According to a report of the Inter-Parliamentary Union, the nation that has the largest percentage of women in the lower or single house of the legislative system is Rwanda, where women account for 64% of the members of parliament, followed by Andorra (50%) and Cuba (49%).

The US with a measly 18% is tied for 84th place with San Marino. It is even worse than it looks since the list has 15 nations above the US that are tied with others, so the US is actually in 99th position.

According to NPR, the brutal genocidal conflict that Rwanda went through just two decades ago had the unexpected consequence of catapulting women into the political leadership.

As Rwanda began to rebuild itself from the ashes of the 1994 genocide, something unexpected happened: Women began playing a much more influential role on many fronts, including politics.

Traditions that had limited women previously were cast aside, and President Paul Kagame also actively pushed for women to be in more prominent positions.

“They were the backbone of reconstruction of our country but at the same time also there was a political will to empower women,” said Mathilde Mukantabana, Rwanda’s ambasassdor to the U.S.

Women are active in all levels of government, from local village councils to Parliament, where they have far surpassed the official 30 percent quota for women, Mukantabana noted.

Swanee Hunt, who is with the Institute for Inclusive Security and is writing a book called Rwandan Women Rising, said women from all over Africa look at Rwanda as a model.

“What I see is that women are organizing very much at the grass roots, but what they don’t have is the political pull from the top,” she said. “So it’s much, much harder. But they are making important strides. I mean they’ve surpassed the United States by leaps and bounds.”

She said that in the past 20 years, she’s watched more than 50 countries move ahead of the U.S. when it comes to the percentage of female lawmakers.

Political equality for women is often the first step in getting greater equality for others. Rwanda’s story tells us that out of the ashes of ghastly atrocities, good things can emerge.

Comments

  1. khms says

    Mainly that the US are doing it wrong.

    We’re at 22, I see, with numbers that I’d say are nothing to write home about. A place between Indonesia and the United Arab Emirates for the USA? Oops.
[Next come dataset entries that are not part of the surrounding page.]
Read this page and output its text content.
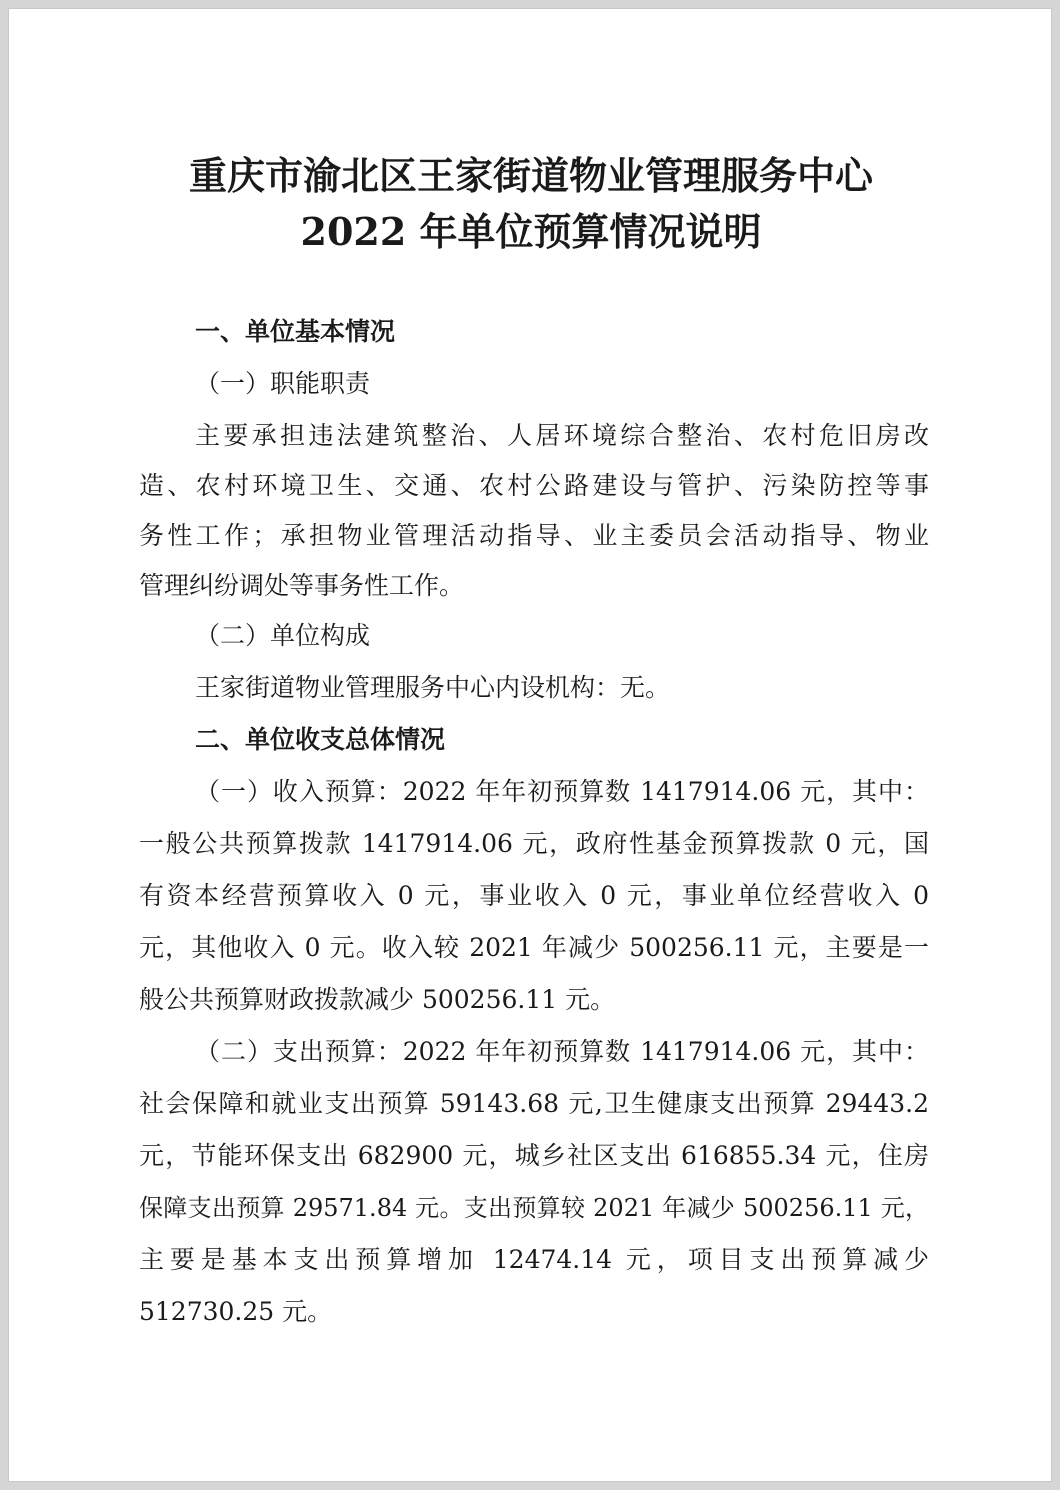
重庆市渝北区王家街道物业管理服务中心
2022 年单位预算情况说明
一、单位基本情况
（一）职能职责
主要承担违法建筑整治、人居环境综合整治、农村危旧房改
造、农村环境卫生、交通、农村公路建设与管护、污染防控等事
务性工作；承担物业管理活动指导、业主委员会活动指导、物业
管理纠纷调处等事务性工作。
（二）单位构成
王家街道物业管理服务中心内设机构：无。
二、单位收支总体情况
（一）收入预算：2022 年年初预算数 1417914.06 元，其中：
一般公共预算拨款 1417914.06 元，政府性基金预算拨款 0 元，国
有资本经营预算收入 0 元，事业收入 0 元，事业单位经营收入 0
元，其他收入 0 元。收入较 2021 年减少 500256.11 元，主要是一
般公共预算财政拨款减少 500256.11 元。
（二）支出预算：2022 年年初预算数 1417914.06 元，其中：
社会保障和就业支出预算 59143.68 元,卫生健康支出预算 29443.2
元，节能环保支出 682900 元，城乡社区支出 616855.34 元，住房
保障支出预算 29571.84 元。支出预算较 2021 年减少 500256.11 元，
主要是基本支出预算增加 12474.14 元，项目支出预算减少
512730.25 元。
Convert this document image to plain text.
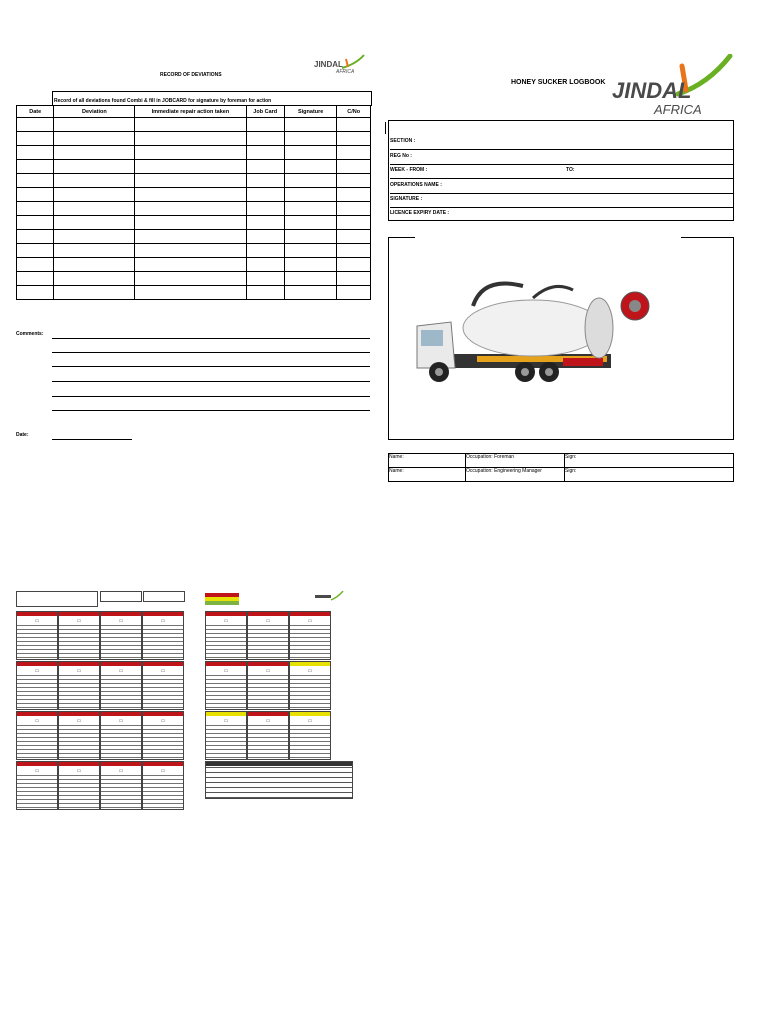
JINDAL
AFRICA
RECORD OF DEVIATIONS
Record of all deviations found Combi & fill in JOBCARD for signature by foreman for action
Date	Deviation	Immediate repair action taken	Job Card	Signature	C/No

Comments:
Date:
HONEY SUCKER LOGBOOK JINDAL
AFRICA
SECTION :
REG No :
WEEK - FROM :	TO:
OPERATIONS NAME :
SIGNATURE :
LICENCE EXPIRY DATE :
Name:	Occupation: Foreman	Sign:
Name:	Occupation: Engineering Manager	Sign:
▭	▭	▭	▭	▭	▭	▭
▭	▭	▭	▭	▭	▭	▭
▭	▭	▭	▭	▭	▭	▭
▭	▭	▭	▭
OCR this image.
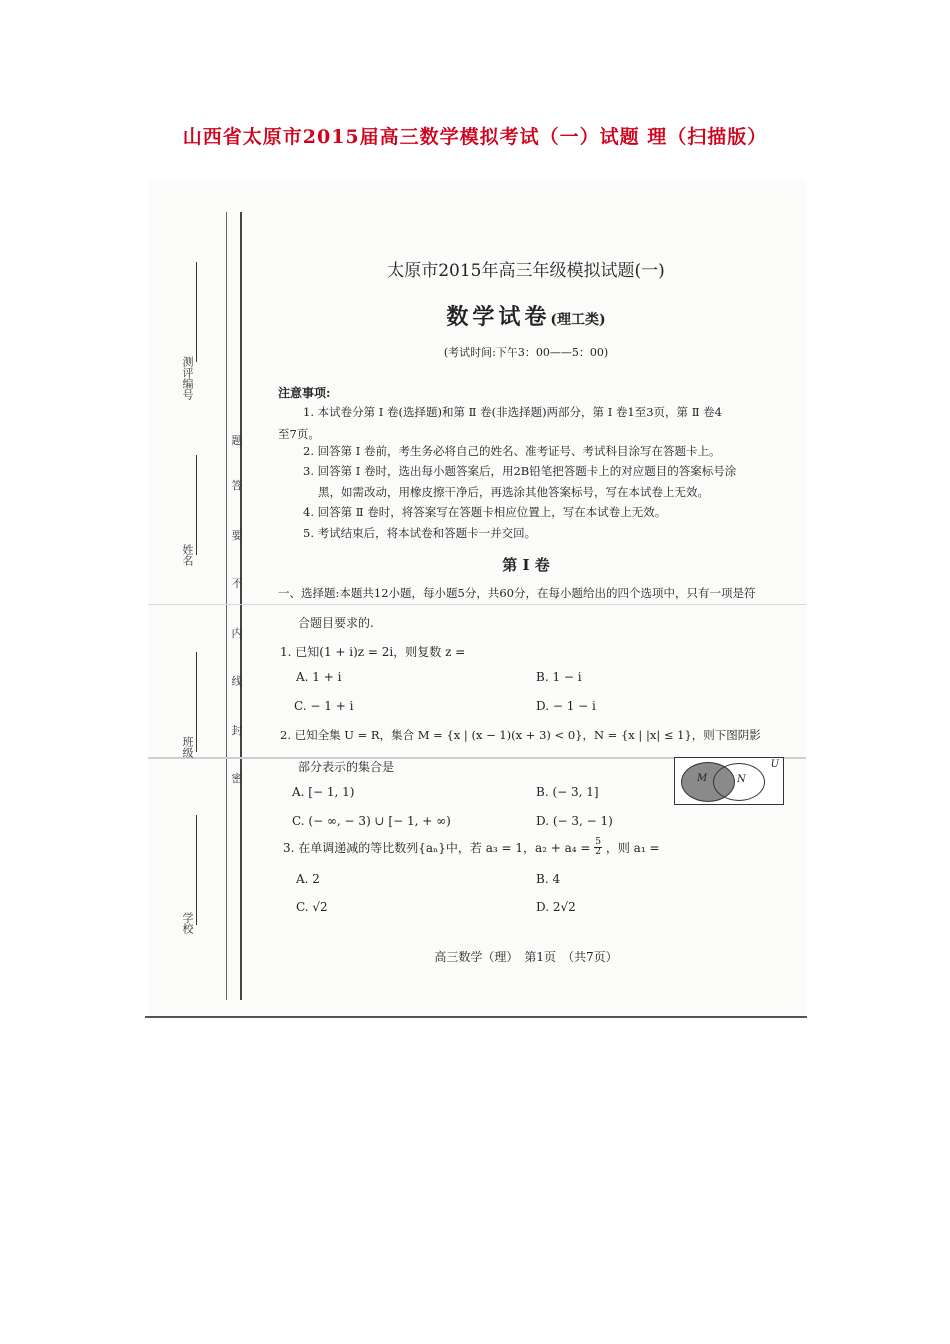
山西省太原市2015届高三数学模拟考试（一）试题 理（扫描版）
测评编号
姓名
班级
学校
题
答
要
不
内
线
封
密
太原市2015年高三年级模拟试题(一)
数学试卷(理工类)
(考试时间:下午3：00——5：00)
注意事项:
1. 本试卷分第 Ⅰ 卷(选择题)和第 Ⅱ 卷(非选择题)两部分，第 Ⅰ 卷1至3页，第 Ⅱ 卷4
至7页。
2. 回答第 Ⅰ 卷前，考生务必将自己的姓名、准考证号、考试科目涂写在答题卡上。
3. 回答第 Ⅰ 卷时，选出每小题答案后，用2B铅笔把答题卡上的对应题目的答案标号涂
黑，如需改动，用橡皮擦干净后，再选涂其他答案标号，写在本试卷上无效。
4. 回答第 Ⅱ 卷时，将答案写在答题卡相应位置上，写在本试卷上无效。
5. 考试结束后，将本试卷和答题卡一并交回。
第 Ⅰ 卷
一、选择题:本题共12小题，每小题5分，共60分，在每小题给出的四个选项中，只有一项是符
合题目要求的.
1. 已知(1 + i)z = 2i，则复数 z =
A. 1 + i	B. 1 − i
C. − 1 + i	D. − 1 − i
2. 已知全集 U = R，集合 M = {x | (x − 1)(x + 3) < 0}，N = {x | |x| ≤ 1}，则下图阴影
部分表示的集合是	U
M	N
A. [− 1, 1)	B. (− 3, 1]
C. (− ∞, − 3) ∪ [− 1, + ∞)	D. (− 3, − 1)
3. 在单调递减的等比数列{aₙ}中，若 a₃ = 1，$a_2 + a_4 = \frac{5}{2}$ ，则 a₁ =
A. 2	B. 4
C. √2	D. 2√2
高三数学（理）　第1页　（共7页）
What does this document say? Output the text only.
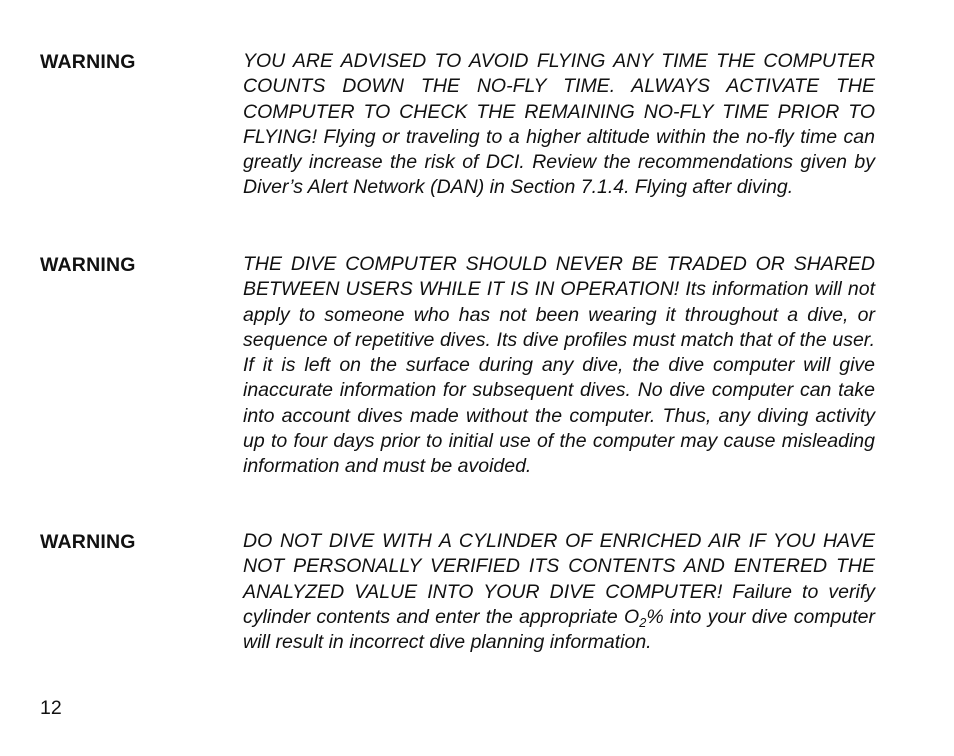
WARNING	YOU ARE ADVISED TO AVOID FLYING ANY TIME THE COMPUTER COUNTS DOWN THE NO-FLY TIME. ALWAYS ACTIVATE THE COMPUTER TO CHECK THE REMAINING NO-FLY TIME PRIOR TO FLYING! Flying or traveling to a higher altitude within the no-fly time can greatly increase the risk of DCI. Review the recommendations given by Diver’s Alert Network (DAN) in Section 7.1.4. Flying after diving.

WARNING	THE DIVE COMPUTER SHOULD NEVER BE TRADED OR SHARED BETWEEN USERS WHILE IT IS IN OPERATION! Its information will not apply to someone who has not been wearing it throughout a dive, or sequence of repetitive dives. Its dive profiles must match that of the user. If it is left on the surface during any dive, the dive computer will give inaccurate information for subsequent dives. No dive computer can take into account dives made without the computer. Thus, any diving activity up to four days prior to initial use of the computer may cause misleading information and must be avoided.

WARNING	DO NOT DIVE WITH A CYLINDER OF ENRICHED AIR IF YOU HAVE NOT PERSONALLY VERIFIED ITS CONTENTS AND ENTERED THE ANALYZED VALUE INTO YOUR DIVE COMPUTER! Failure to verify cylinder contents and enter the appropriate $O_2\%$ into your dive computer will result in incorrect dive planning information.

12
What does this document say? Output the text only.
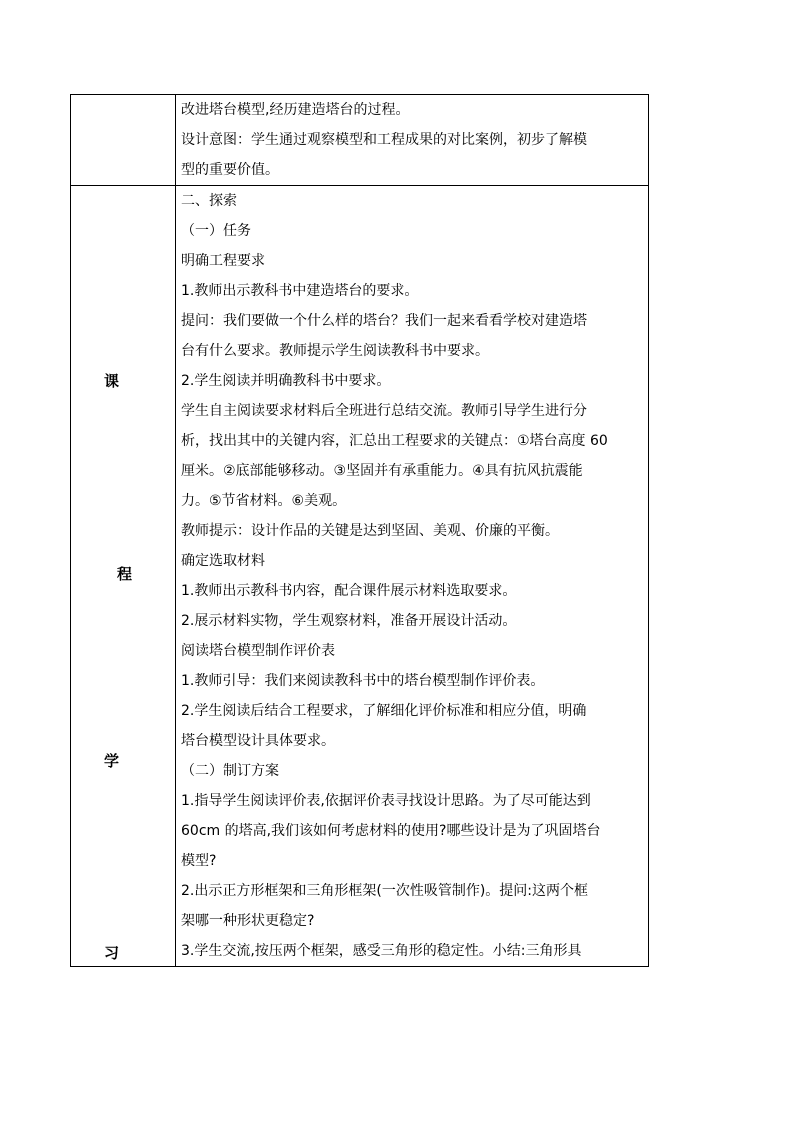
改进塔台模型,经历建造塔台的过程。

设计意图：学生通过观察模型和工程成果的对比案例，初步了解模

型的重要价值。

课
程
学
习

二、探索

（一）任务

明确工程要求

1.教师出示教科书中建造塔台的要求。

提问：我们要做一个什么样的塔台？我们一起来看看学校对建造塔

台有什么要求。教师提示学生阅读教科书中要求。

2.学生阅读并明确教科书中要求。

学生自主阅读要求材料后全班进行总结交流。教师引导学生进行分

析，找出其中的关键内容，汇总出工程要求的关键点：①塔台高度 60

厘米。②底部能够移动。③坚固并有承重能力。④具有抗风抗震能

力。⑤节省材料。⑥美观。

教师提示：设计作品的关键是达到坚固、美观、价廉的平衡。

确定选取材料

1.教师出示教科书内容，配合课件展示材料选取要求。

2.展示材料实物，学生观察材料，准备开展设计活动。

阅读塔台模型制作评价表

1.教师引导：我们来阅读教科书中的塔台模型制作评价表。

2.学生阅读后结合工程要求，了解细化评价标准和相应分值，明确

塔台模型设计具体要求。

（二）制订方案

1.指导学生阅读评价表,依据评价表寻找设计思路。为了尽可能达到

60cm 的塔高,我们该如何考虑材料的使用?哪些设计是为了巩固塔台

模型?

2.出示正方形框架和三角形框架(一次性吸管制作)。提问:这两个框

架哪一种形状更稳定?

3.学生交流,按压两个框架，感受三角形的稳定性。小结:三角形具
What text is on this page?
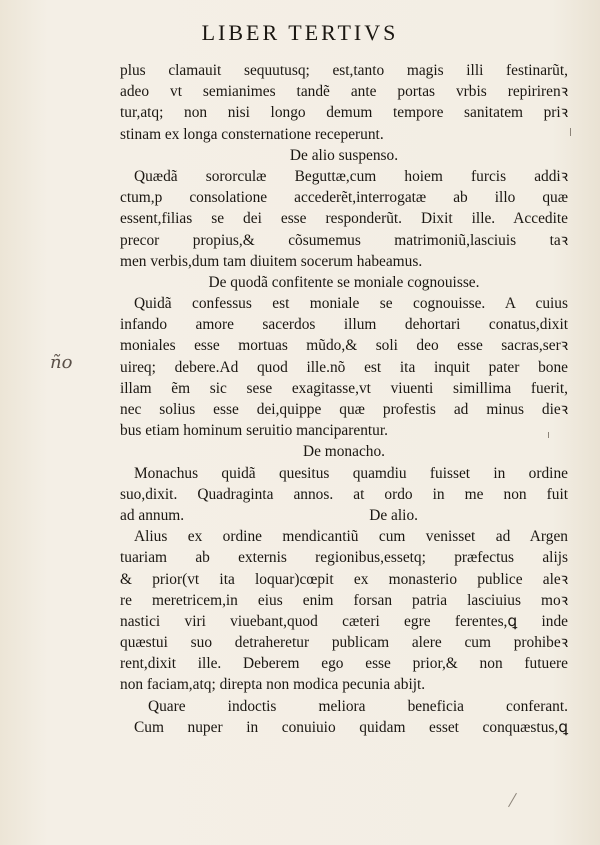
LIBER TERTIVS
ño
plus clamauit sequutusq; est,tanto magis illi festinarũt,
adeo vt semianimes tandẽ ante portas vrbis repirirenꝛ
tur,atq; non nisi longo demum tempore sanitatem priꝛ
stinam ex longa consternatione receperunt.
De alio suspenso.
Quædã sororculæ Beguttæ,cum hoiem furcis addiꝛ
ctum,p consolatione accederẽt,interrogatæ ab illo quæ
essent,filias se dei esse responderũt. Dixit ille. Accedite
precor propius,& cõsumemus matrimoniũ,lasciuis taꝛ
men verbis,dum tam diuitem socerum habeamus.
De quodã confitente se moniale cognouisse.
Quidã confessus est moniale se cognouisse. A cuius
infando amore sacerdos illum dehortari conatus,dixit
moniales esse mortuas mũdo,& soli deo esse sacras,serꝛ
uireq; debere.Ad quod ille.nõ est ita inquit pater bone
illam ẽm sic sese exagitasse,vt viuenti simillima fuerit,
nec solius esse dei,quippe quæ profestis ad minus dieꝛ
bus etiam hominum seruitio manciparentur.
De monacho.
Monachus quidã quesitus quamdiu fuisset in ordine
suo,dixit. Quadraginta annos. at ordo in me non fuit
ad annum.	De alio.
Alius ex ordine mendicantiũ cum venisset ad Argen
tuariam ab externis regionibus,essetq; præfectus alijs
& prior(vt ita loquar)cœpit ex monasterio publice aleꝛ
re meretricem,in eius enim forsan patria lasciuius moꝛ
nastici viri viuebant,quod cæteri egre ferentes,ꝗ inde
quæstui suo detraheretur publicam alere cum prohibeꝛ
rent,dixit ille. Deberem ego esse prior,& non futuere
non faciam,atq; direpta non modica pecunia abijt.
Quare indoctis meliora beneficia conferant.
Cum nuper in conuiuio quidam esset conquæstus,ꝗ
    Incidentally, the numbers for us for what they call “Lower or single House” seem ok, but the numbers for “Upper House or Senate” are pretty much fantasy. They’re counting votes, because the real members are not people, they’re state governments which get some number of votes according to size (three to six), and can nominate any cabinet members for their votes, or as deputies, and can change that nomination at any time -- and anyway, these people usually vote however the cabinet tells them to. Counting them as men or women seems rather pointless. If you want a representation of how many women have cabinet level jobs, count that directly, not weighted by how many votes a state gets -- that seems rather pointless.